İnsan topluluklarının korunmaya, düzene ve adalete ihtiyaçları vardır; devlet de bu ihtiyaçlardan doğmuştur. Adaletin gerçekleşmesinde bağlayıcı hukuk kuralları kadar onları uygulayan yönetici ve hâkimlerle hakkın veya suçun ispatı için gerekli bulunan şahitler önemli rol oynamaktadırlar.

Adalet görevlilerinin doğruluktan sapmalarına sebep olan amilleri iki gruba ayırmak mümkündür: Maddî menfaat, manevi eğilim ve değerler. Ayetin gerek “Kendiniz, ana-babanız veya akrabanız aleyhine de olsa” kısmı, gerekse “zengin olsunlar, yoksul olsunlar” kısmı bunları bir genel anlatım üslûbu içinde ihtiva etmektedir.

Hâkim ve şahitler elde edecekleri veya elden kaçırmak istemedikleri şahsî menfaatleri veya yakınlarının menfaatleri sebebiyle adaletten sapabilmektedirler. Ayrıca davacı ve davalının sosyal, ekonomik ve siyasî durumu da şahit ve hâkimleri etkileyebilmektedir. Hâlbuki zengin de yoksul da Allah’ın kullarıdır, onları içinde bulundukları duruma göre değerlendirecek, haklarında hayırlı olanı lütfedecek, sorumluluklarını belirleyecek ve hikmetinin bir sonucu olarak dilediğinde özel lütuflarda bulunacak olan da Allah’tır. İnsanların O’nun yerine geçmeye, adaleti saptırma pahasına kayırmaya hakları yoktur.

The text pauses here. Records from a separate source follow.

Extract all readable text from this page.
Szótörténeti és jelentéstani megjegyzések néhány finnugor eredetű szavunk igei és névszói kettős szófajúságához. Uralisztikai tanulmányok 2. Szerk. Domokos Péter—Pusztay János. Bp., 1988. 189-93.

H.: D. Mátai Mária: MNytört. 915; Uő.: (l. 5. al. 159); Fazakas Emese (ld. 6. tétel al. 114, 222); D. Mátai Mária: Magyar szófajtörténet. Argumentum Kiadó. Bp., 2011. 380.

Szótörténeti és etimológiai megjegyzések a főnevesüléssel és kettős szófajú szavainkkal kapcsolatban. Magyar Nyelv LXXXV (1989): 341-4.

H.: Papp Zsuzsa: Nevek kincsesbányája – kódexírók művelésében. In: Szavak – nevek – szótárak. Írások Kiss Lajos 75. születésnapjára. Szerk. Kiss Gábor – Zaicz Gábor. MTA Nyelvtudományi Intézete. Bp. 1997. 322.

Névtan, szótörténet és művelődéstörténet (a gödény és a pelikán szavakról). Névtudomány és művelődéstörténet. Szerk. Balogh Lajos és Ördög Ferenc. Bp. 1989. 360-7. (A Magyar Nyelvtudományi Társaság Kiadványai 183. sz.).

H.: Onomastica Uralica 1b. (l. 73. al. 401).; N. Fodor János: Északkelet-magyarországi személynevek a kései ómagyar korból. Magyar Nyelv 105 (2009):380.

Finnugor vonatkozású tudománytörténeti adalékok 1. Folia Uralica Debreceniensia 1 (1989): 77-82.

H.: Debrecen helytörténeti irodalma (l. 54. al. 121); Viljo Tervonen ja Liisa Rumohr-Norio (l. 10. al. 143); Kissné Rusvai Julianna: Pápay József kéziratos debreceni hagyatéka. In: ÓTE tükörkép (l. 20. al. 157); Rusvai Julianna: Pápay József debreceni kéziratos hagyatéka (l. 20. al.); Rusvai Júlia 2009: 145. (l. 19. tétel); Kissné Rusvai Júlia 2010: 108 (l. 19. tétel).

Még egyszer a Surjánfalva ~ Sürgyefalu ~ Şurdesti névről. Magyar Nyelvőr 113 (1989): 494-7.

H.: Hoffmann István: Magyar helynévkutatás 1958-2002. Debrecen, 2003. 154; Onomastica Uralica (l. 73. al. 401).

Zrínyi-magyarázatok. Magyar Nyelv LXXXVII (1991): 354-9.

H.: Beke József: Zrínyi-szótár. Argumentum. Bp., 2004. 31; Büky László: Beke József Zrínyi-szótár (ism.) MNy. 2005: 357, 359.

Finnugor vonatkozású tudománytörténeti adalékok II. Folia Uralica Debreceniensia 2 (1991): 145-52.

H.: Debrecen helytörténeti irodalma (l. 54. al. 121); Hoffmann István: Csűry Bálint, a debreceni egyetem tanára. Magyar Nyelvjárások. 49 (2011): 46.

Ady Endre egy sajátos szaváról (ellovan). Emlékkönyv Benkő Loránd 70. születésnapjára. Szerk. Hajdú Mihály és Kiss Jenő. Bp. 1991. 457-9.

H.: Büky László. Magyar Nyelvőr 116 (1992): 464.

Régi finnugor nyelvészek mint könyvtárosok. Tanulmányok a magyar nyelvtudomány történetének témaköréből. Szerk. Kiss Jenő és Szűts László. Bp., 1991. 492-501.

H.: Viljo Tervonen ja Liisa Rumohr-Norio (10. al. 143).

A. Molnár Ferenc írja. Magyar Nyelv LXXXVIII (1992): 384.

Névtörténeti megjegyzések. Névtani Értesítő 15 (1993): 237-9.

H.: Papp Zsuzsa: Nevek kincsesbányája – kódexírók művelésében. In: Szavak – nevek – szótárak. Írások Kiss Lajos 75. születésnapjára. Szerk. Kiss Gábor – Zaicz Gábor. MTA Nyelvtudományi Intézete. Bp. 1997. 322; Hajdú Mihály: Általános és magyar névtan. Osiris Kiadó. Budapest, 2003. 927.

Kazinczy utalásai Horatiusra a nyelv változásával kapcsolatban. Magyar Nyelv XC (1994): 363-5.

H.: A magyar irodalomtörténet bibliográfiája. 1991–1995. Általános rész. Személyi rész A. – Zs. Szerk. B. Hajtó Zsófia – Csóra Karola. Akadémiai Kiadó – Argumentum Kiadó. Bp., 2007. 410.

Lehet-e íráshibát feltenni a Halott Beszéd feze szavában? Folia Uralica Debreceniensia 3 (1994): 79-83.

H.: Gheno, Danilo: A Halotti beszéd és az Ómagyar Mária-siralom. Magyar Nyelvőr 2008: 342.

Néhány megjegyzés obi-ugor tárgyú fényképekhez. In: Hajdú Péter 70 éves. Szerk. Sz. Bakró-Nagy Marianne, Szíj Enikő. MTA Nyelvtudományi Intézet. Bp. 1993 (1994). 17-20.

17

Bu sebeplerle gerek hâkimlerin ve gerekse şahitlerin haksız tarafa meyletmeleri veya hakkın ortaya çıkmasını, adaletin gerçekleşmesini engellemek için hükümden ve şahitlikten geri durmaları, mahkemeyi oyalayan davranışlar içine girmeleri de yalancı şahitlik ve hukuka aykırı hüküm kadar adalete aykırı bulunduğundan ayet bunları da yasaklamış, bazı şeyleri halktan gizlemek mümkün olsa bile Allah’tan gizlemenin imkânsız olduğunu vurgulamıştır. (Kur’an Yolu Tefsiri C.2 S.159)

Adalette son söz Allah’ındır

Mutlak adalette son söz Allah’ındır. Allah her şeyi ilmiyle görür. Hiç bir şey ondan gizlenemez.

Nisa: 108.Ayet “Onlar yaptıklarını insanlardan gizleyebildiler ama Allah’tan gizleyemezler. Çünkü gecenin karanlığında, Allah’ın tasvip etmediği düşünce ve inançları ne zaman tasarlasalar Allah onların yanı başındadır ve Allah onların bütün yaptıklarını (ilmiyle) kuşatır.”